È un’estate che fa paura quella che verrà dalle parti a nord di Roma. E non per le temperature roventi che già nella primavera 2026 stanno rendendo la vita complicata a pendolari e viaggiatori, ma per lo “spezzatino” che subirà la Roma-Civita Castellana-Viterbo. Dal 9 giugno al 6 settembre, infatti, la linea ferroviaria che collega Roma con la Tuscia sarà interessata da una serie di interventi infrastrutturali che comporteranno modifiche alla circolazione, interruzioni di tratta e l’impiego di autobus sostitutivi.Il primo cantiere riguarderà il ponte sul Tevere e determinerà la chiusura del collegamento tra Saxa Rubra e Acqua Acetosa. Durante questa fase i treni circoleranno separatamente sulle tratte Montebello-Saxa Rubra e Acqua Acetosa-Flaminio, con frequenze fino a 15-16 minuti nelle ore di maggiore affluenza. Prevista anche una rimodulazione degli orari, con servizio concentrato tra le prime ore del mattino e la serata.Per mantenere i collegamenti lungo l’asse ferroviario entrerà in funzione un sistema di navette su gomma. Temutissimi da tutti i pendolari, gli autobus sostitutivi – sulla carta – dovrebbero garantire corse ogni quarto d’ora nelle fasce di punta e ogni mezz’ora nel resto della giornata, con servizio esteso fino alle 23.

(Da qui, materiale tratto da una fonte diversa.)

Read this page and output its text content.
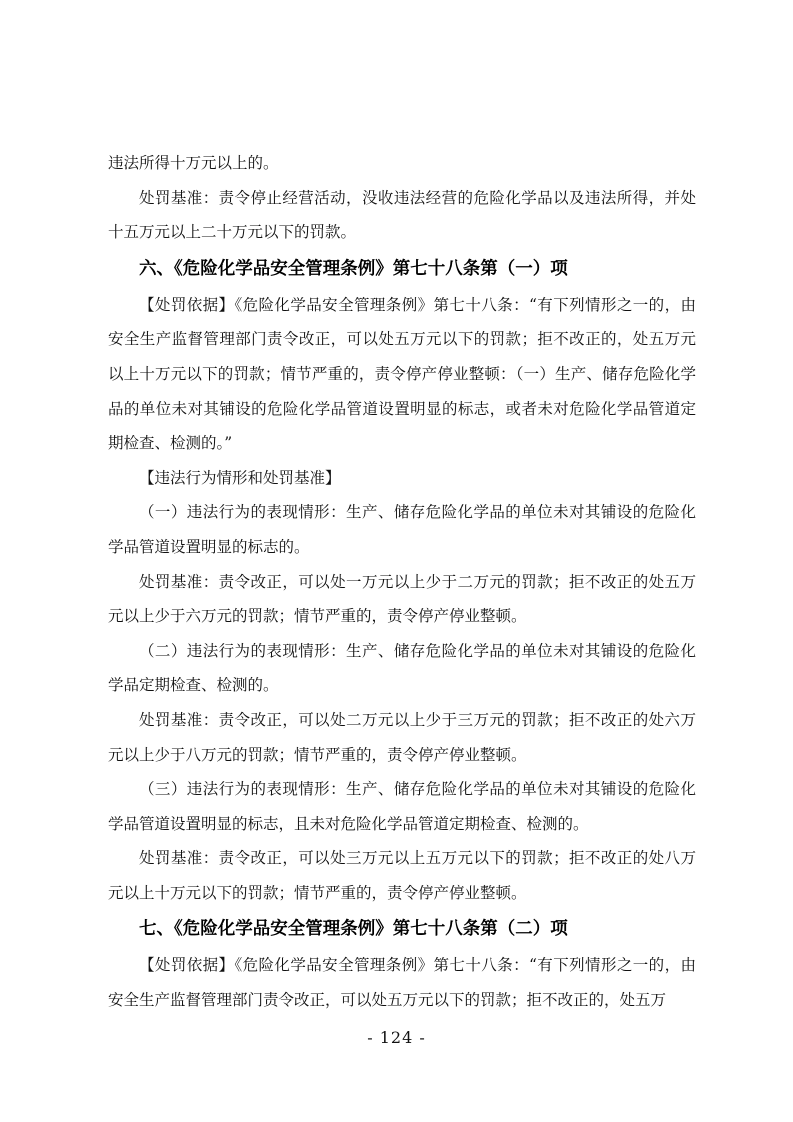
违法所得十万元以上的。

处罚基准：责令停止经营活动，没收违法经营的危险化学品以及违法所得，并处十五万元以上二十万元以下的罚款。

六、《危险化学品安全管理条例》第七十八条第（一）项

【处罚依据】《危险化学品安全管理条例》第七十八条：“有下列情形之一的，由安全生产监督管理部门责令改正，可以处五万元以下的罚款；拒不改正的，处五万元以上十万元以下的罚款；情节严重的，责令停产停业整顿：（一）生产、储存危险化学品的单位未对其铺设的危险化学品管道设置明显的标志，或者未对危险化学品管道定期检查、检测的。”

【违法行为情形和处罚基准】

（一）违法行为的表现情形：生产、储存危险化学品的单位未对其铺设的危险化学品管道设置明显的标志的。

处罚基准：责令改正，可以处一万元以上少于二万元的罚款；拒不改正的处五万元以上少于六万元的罚款；情节严重的，责令停产停业整顿。

（二）违法行为的表现情形：生产、储存危险化学品的单位未对其铺设的危险化学品定期检查、检测的。

处罚基准：责令改正，可以处二万元以上少于三万元的罚款；拒不改正的处六万元以上少于八万元的罚款；情节严重的，责令停产停业整顿。

（三）违法行为的表现情形：生产、储存危险化学品的单位未对其铺设的危险化学品管道设置明显的标志，且未对危险化学品管道定期检查、检测的。

处罚基准：责令改正，可以处三万元以上五万元以下的罚款；拒不改正的处八万元以上十万元以下的罚款；情节严重的，责令停产停业整顿。

七、《危险化学品安全管理条例》第七十八条第（二）项

【处罚依据】《危险化学品安全管理条例》第七十八条：“有下列情形之一的，由安全生产监督管理部门责令改正，可以处五万元以下的罚款；拒不改正的，处五万

- 124 -
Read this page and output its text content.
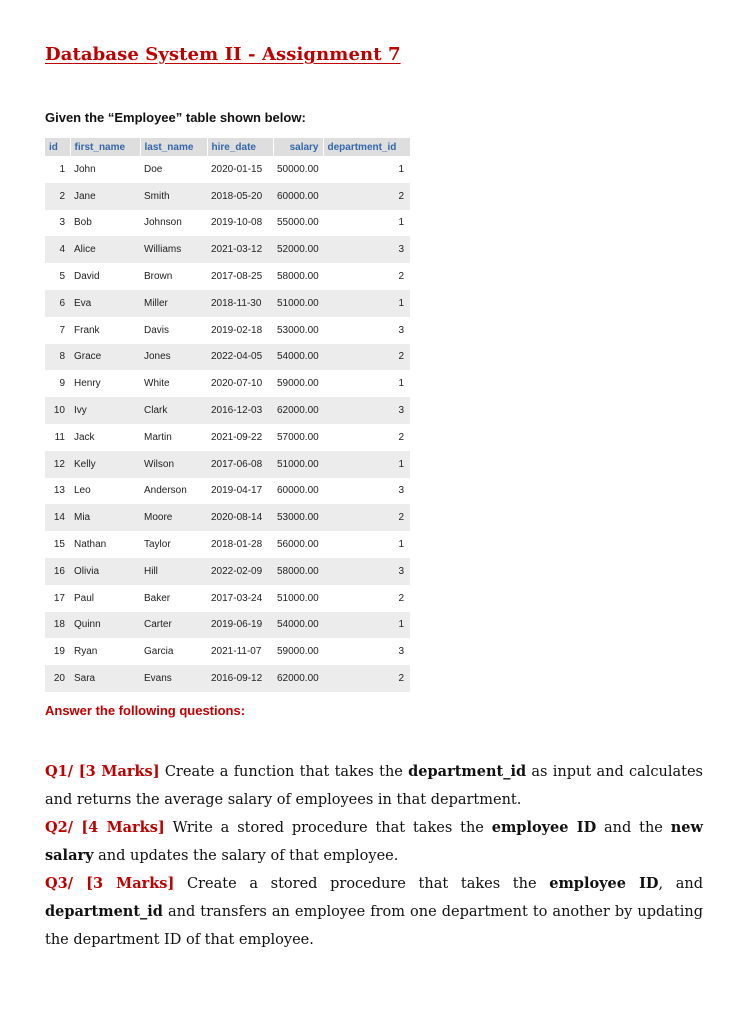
Database System II - Assignment 7
Given the “Employee” table shown below:
id	first_name	last_name	hire_date	salary	department_id
1	John	Doe	2020-01-15	50000.00	1
2	Jane	Smith	2018-05-20	60000.00	2
3	Bob	Johnson	2019-10-08	55000.00	1
4	Alice	Williams	2021-03-12	52000.00	3
5	David	Brown	2017-08-25	58000.00	2
6	Eva	Miller	2018-11-30	51000.00	1
7	Frank	Davis	2019-02-18	53000.00	3
8	Grace	Jones	2022-04-05	54000.00	2
9	Henry	White	2020-07-10	59000.00	1
10	Ivy	Clark	2016-12-03	62000.00	3
11	Jack	Martin	2021-09-22	57000.00	2
12	Kelly	Wilson	2017-06-08	51000.00	1
13	Leo	Anderson	2019-04-17	60000.00	3
14	Mia	Moore	2020-08-14	53000.00	2
15	Nathan	Taylor	2018-01-28	56000.00	1
16	Olivia	Hill	2022-02-09	58000.00	3
17	Paul	Baker	2017-03-24	51000.00	2
18	Quinn	Carter	2019-06-19	54000.00	1
19	Ryan	Garcia	2021-11-07	59000.00	3
20	Sara	Evans	2016-09-12	62000.00	2
Answer the following questions:

Q1/ [3 Marks] Create a function that takes the department_id as input and calculates and returns the average salary of employees in that department.

Q2/ [4 Marks] Write a stored procedure that takes the employee ID and the new salary and updates the salary of that employee.

Q3/ [3 Marks] Create a stored procedure that takes the employee ID, and department_id and transfers an employee from one department to another by updating the department ID of that employee.
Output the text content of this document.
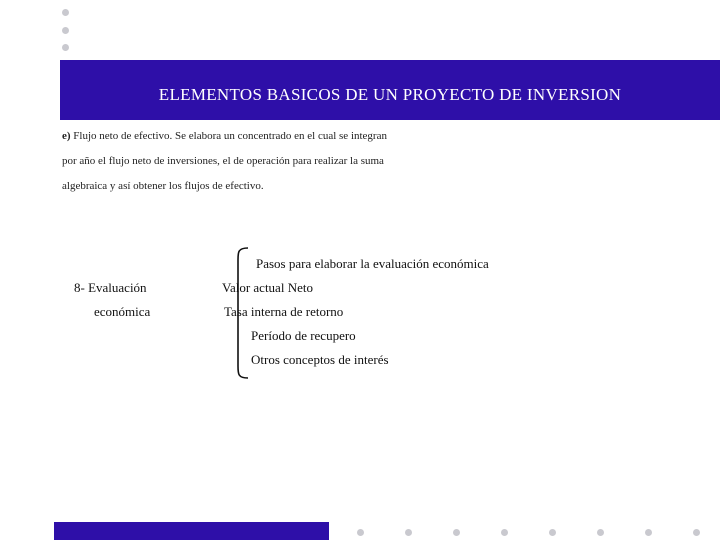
ELEMENTOS BASICOS DE UN PROYECTO DE INVERSION
e) Flujo neto de efectivo. Se elabora un concentrado en el cual se integran
por año el flujo neto de inversiones, el de operación para realizar la suma
algebraica y así obtener los flujos de efectivo.
8- Evaluación
económica
Pasos para elaborar la evaluación económica
Valor actual Neto
Tasa interna de retorno
Período de recupero
Otros conceptos de interés
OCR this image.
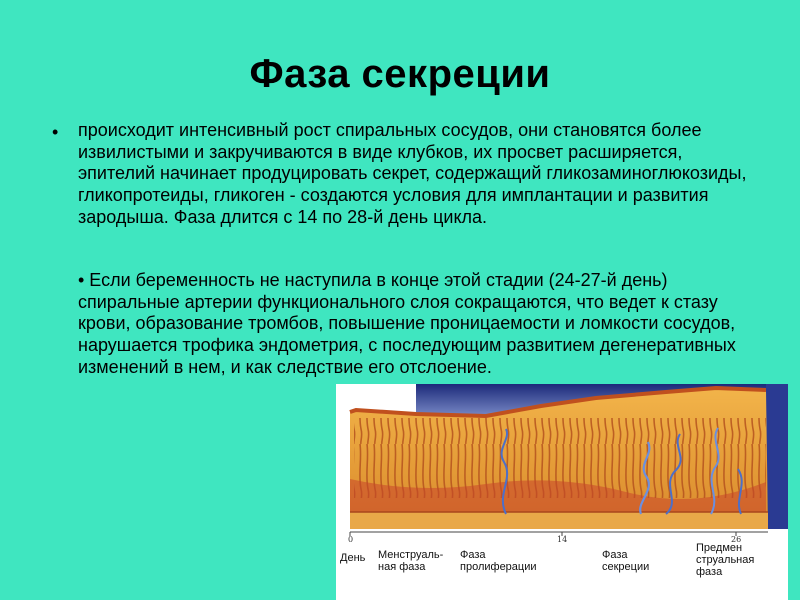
Фаза секреции
• происходит интенсивный рост спиральных сосудов, они становятся более извилистыми и закручиваются в виде клубков, их просвет расширяется, эпителий начинает продуцировать секрет, содержащий гликозаминоглюкозиды, гликопротеиды, гликоген - создаются условия для имплантации и развития зародыша. Фаза длится с 14 по 28-й день цикла.
• Если беременность не наступила в конце этой стадии (24-27-й день) спиральные артерии функционального слоя сокращаются, что ведет к стазу крови, образование тромбов, повышение проницаемости и ломкости сосудов, нарушается трофика эндометрия, с последующим развитием дегенеративных изменений в нем, и как следствие его отслоение.
0	14	26
День Менструаль-
ная фаза
Фаза
пролиферации
Фаза
секреции
Предмен
струальная
фаза
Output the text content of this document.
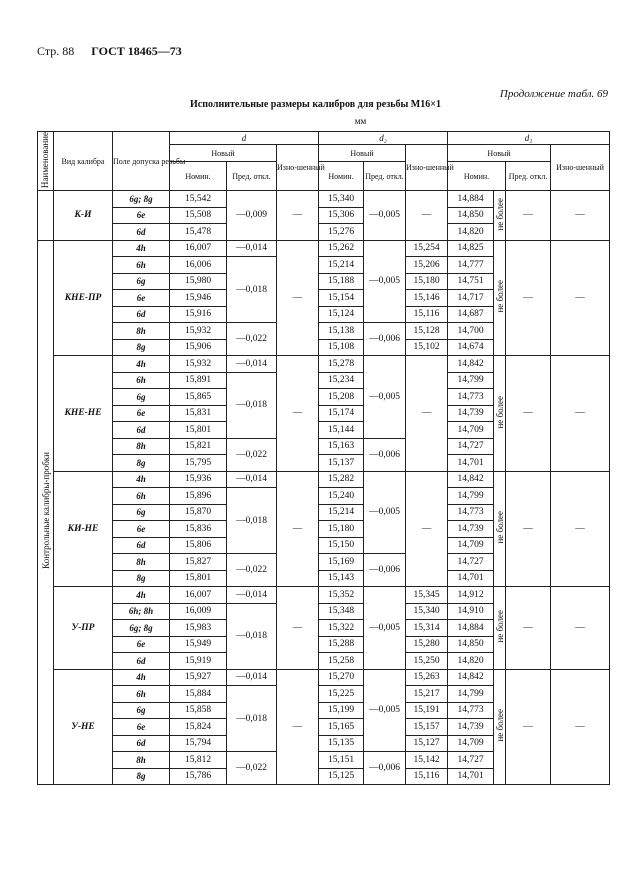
Стр. 88 ГОСТ 18465—73
Продолжение табл. 69
Исполнительные размеры калибров для резьбы M16×1
мм
Наименование	Вид калибра	Поле допуска резьбы	d			d₂			d₁			
			Новый		Изно-шенный	Новый		Изно-шенный	Новый			Изно-шенный
			Номин.	Пред. откл.		Номин.	Пред. откл.		Номин.		Пред. откл.	
	К-И	6g; 8g	15,542	—0,009	—	15,340	—0,005	—	14,884	не более	—	—
		6e	15,508			15,306			14,850			
		6d	15,478			15,276			14,820			
Контрольные калибры-пробки	КНЕ-ПР	4h	16,007	—0,014	—	15,262	—0,005	15,254	14,825	не более	—	—
		6h	16,006	—0,018		15,214		15,206	14,777			
		6g	15,980			15,188		15,180	14,751			
		6e	15,946			15,154		15,146	14,717			
		6d	15,916			15,124		15,116	14,687			
		8h	15,932	—0,022		15,138	—0,006	15,128	14,700			
		8g	15,906			15,108		15,102	14,674			
	КНЕ-НЕ	4h	15,932	—0,014	—	15,278	—0,005	—	14,842	не более	—	—
		6h	15,891	—0,018		15,234			14,799			
		6g	15,865			15,208			14,773			
		6e	15,831			15,174			14,739			
		6d	15,801			15,144			14,709			
		8h	15,821	—0,022		15,163	—0,006		14,727			
		8g	15,795			15,137			14,701			
	КИ-НЕ	4h	15,936	—0,014	—	15,282	—0,005	—	14,842	не более	—	—
		6h	15,896	—0,018		15,240			14,799			
		6g	15,870			15,214			14,773			
		6e	15,836			15,180			14,739			
		6d	15,806			15,150			14,709			
		8h	15,827	—0,022		15,169	—0,006		14,727			
		8g	15,801			15,143			14,701			
	У-ПР	4h	16,007	—0,014	—	15,352	—0,005	15,345	14,912	не более	—	—
		6h; 8h	16,009	—0,018		15,348		15,340	14,910			
		6g; 8g	15,983			15,322		15,314	14,884			
		6e	15,949			15,288		15,280	14,850			
		6d	15,919			15,258		15,250	14,820			
	У-НЕ	4h	15,927	—0,014	—	15,270	—0,005	15,263	14,842	не более	—	—
		6h	15,884	—0,018		15,225		15,217	14,799			
		6g	15,858			15,199		15,191	14,773			
		6e	15,824			15,165		15,157	14,739			
		6d	15,794			15,135		15,127	14,709			
		8h	15,812	—0,022		15,151	—0,006	15,142	14,727			
		8g	15,786			15,125		15,116	14,701			
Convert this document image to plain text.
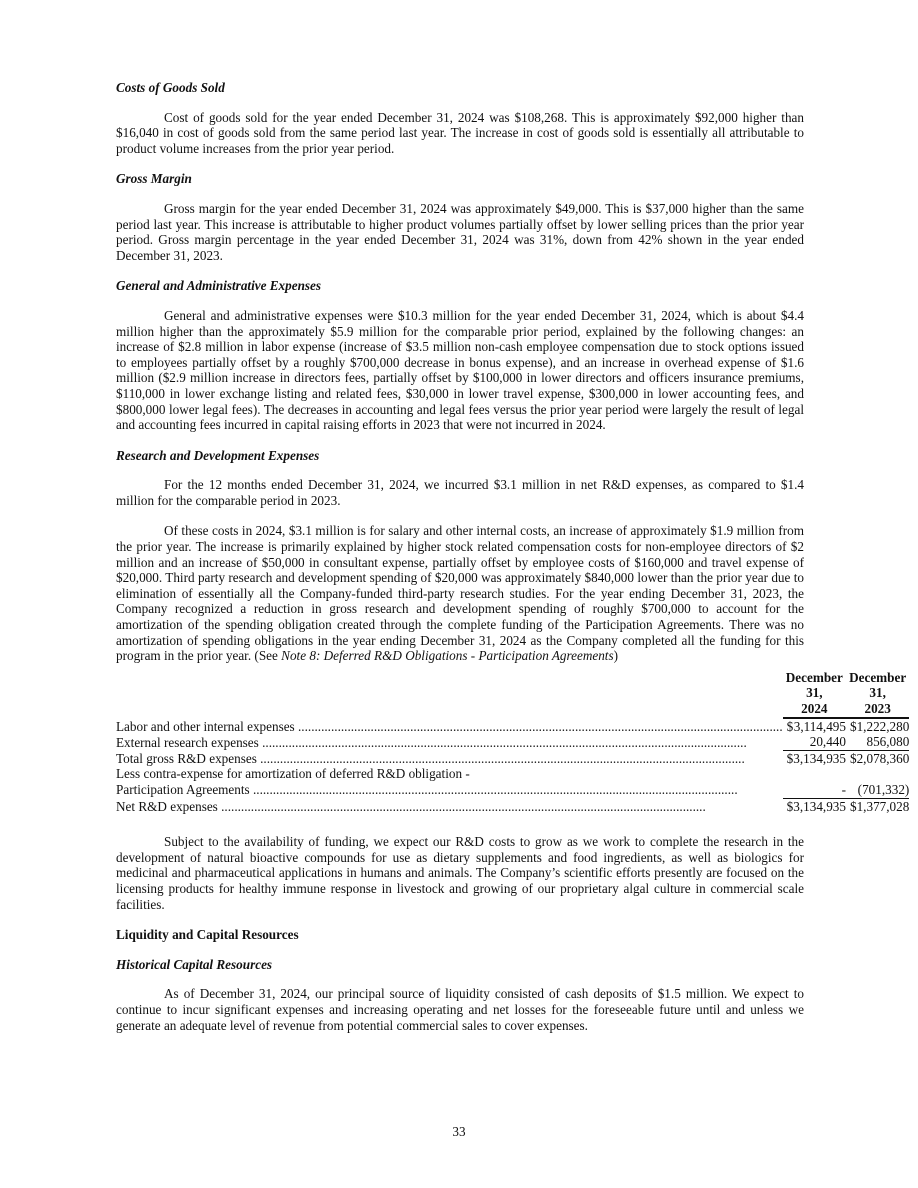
Costs of Goods Sold

Cost of goods sold for the year ended December 31, 2024 was $108,268. This is approximately $92,000 higher than $16,040 in cost of goods sold from the same period last year. The increase in cost of goods sold is essentially all attributable to product volume increases from the prior year period.

Gross Margin

Gross margin for the year ended December 31, 2024 was approximately $49,000. This is $37,000 higher than the same period last year. This increase is attributable to higher product volumes partially offset by lower selling prices than the prior year period. Gross margin percentage in the year ended December 31, 2024 was 31%, down from 42% shown in the year ended December 31, 2023.

General and Administrative Expenses

General and administrative expenses were $10.3 million for the year ended December 31, 2024, which is about $4.4 million higher than the approximately $5.9 million for the comparable prior period, explained by the following changes: an increase of $2.8 million in labor expense (increase of $3.5 million non-cash employee compensation due to stock options issued to employees partially offset by a roughly $700,000 decrease in bonus expense), and an increase in overhead expense of $1.6 million ($2.9 million increase in directors fees, partially offset by $100,000 in lower directors and officers insurance premiums, $110,000 in lower exchange listing and related fees, $30,000 in lower travel expense, $300,000 in lower accounting fees, and $800,000 lower legal fees). The decreases in accounting and legal fees versus the prior year period were largely the result of legal and accounting fees incurred in capital raising efforts in 2023 that were not incurred in 2024.

Research and Development Expenses

For the 12 months ended December 31, 2024, we incurred $3.1 million in net R&D expenses, as compared to $1.4 million for the comparable period in 2023.

Of these costs in 2024, $3.1 million is for salary and other internal costs, an increase of approximately $1.9 million from the prior year. The increase is primarily explained by higher stock related compensation costs for non-employee directors of $2 million and an increase of $50,000 in consultant expense, partially offset by employee costs of $160,000 and travel expense of $20,000. Third party research and development spending of $20,000 was approximately $840,000 lower than the prior year due to elimination of essentially all the Company-funded third-party research studies. For the year ending December 31, 2023, the Company recognized a reduction in gross research and development spending of roughly $700,000 to account for the amortization of the spending obligation created through the complete funding of the Participation Agreements. There was no amortization of spending obligations in the year ending December 31, 2024 as the Company completed all the funding for this program in the prior year. (See Note 8: Deferred R&D Obligations - Participation Agreements)

December 31,
2024

December 31,
2023

Labor and other internal expenses .....	$	3,114,495		$	1,222,280
External research expenses .....		20,440			856,080
Total gross R&D expenses .....	$	3,134,935		$	2,078,360
Less contra-expense for amortization of deferred R&D obligation -					
Participation Agreements .....		-			(701,332)
Net R&D expenses .....	$	3,134,935		$	1,377,028

Subject to the availability of funding, we expect our R&D costs to grow as we work to complete the research in the development of natural bioactive compounds for use as dietary supplements and food ingredients, as well as biologics for medicinal and pharmaceutical applications in humans and animals. The Company’s scientific efforts presently are focused on the licensing products for healthy immune response in livestock and growing of our proprietary algal culture in commercial scale facilities.

Liquidity and Capital Resources

Historical Capital Resources

As of December 31, 2024, our principal source of liquidity consisted of cash deposits of $1.5 million. We expect to continue to incur significant expenses and increasing operating and net losses for the foreseeable future until and unless we generate an adequate level of revenue from potential commercial sales to cover expenses.

33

È proprio la difficoltà nel creare incastri perfetti a preoccupare l’attivissimo comitato dei pendolari della Roma-Viterbo, che dai microfoni di Radiocolonna lancia l’allarme.
“Abbiamo ribadito più volte che il doppio trasbordo non funziona e può generare confusione e disservizi – spiega a Radiocolonna Fabrizio Bonanni, presidente del Comitato Pendolari Ferrovia Roma Nord – la dinamica treno-bus-treno apre tante questioni molto delicate che si snodano attorno alle coincidenze, al controllo delle corse e alla gestione degli stalli. Si consideri che la dinamica-tipo di uno utente della ferrovia sarà questa: sale a Flaminio, scende ad Acqua Acetosa, prende il bus, arriva a Saxa Rubra e riprende il treno verso Montebello. Poi chi deve arrivare verso Riano deve prendere un altro bus. Insomma, un viaggio della speranza”.
La richiesta dei pendolari era stata chiara e lineare: far partire il pullman da Flaminio fino a Saxa Rubra e poi da lì il treno per Montebello, ma il discorso del traffico e la carenza di potenziali navette ha determinato il niet alla sensata proposta del comitato.
“Chiediamo assoluto rigore per il rispetto degli orari e dal 9 giugno staremo in giro appositamente per monitorare la situazione e per rilevare eventuali problemi – conclude Bonanni – il rischio è che dall’inizio dello ‘spezzatino’ il treno non lo prenda più nessuno a vantaggio dell’uso di mezzi privati”.
Dulcis in fundo, nella giornata di ieri la Roma-Viterbo ha subito gli effetti nefasti della tromba d’aria che s’è abbattuta sulla città. Un albero, infatti, è crollato ad Acqua Acetosa determinando un momentaneo stop al servizio.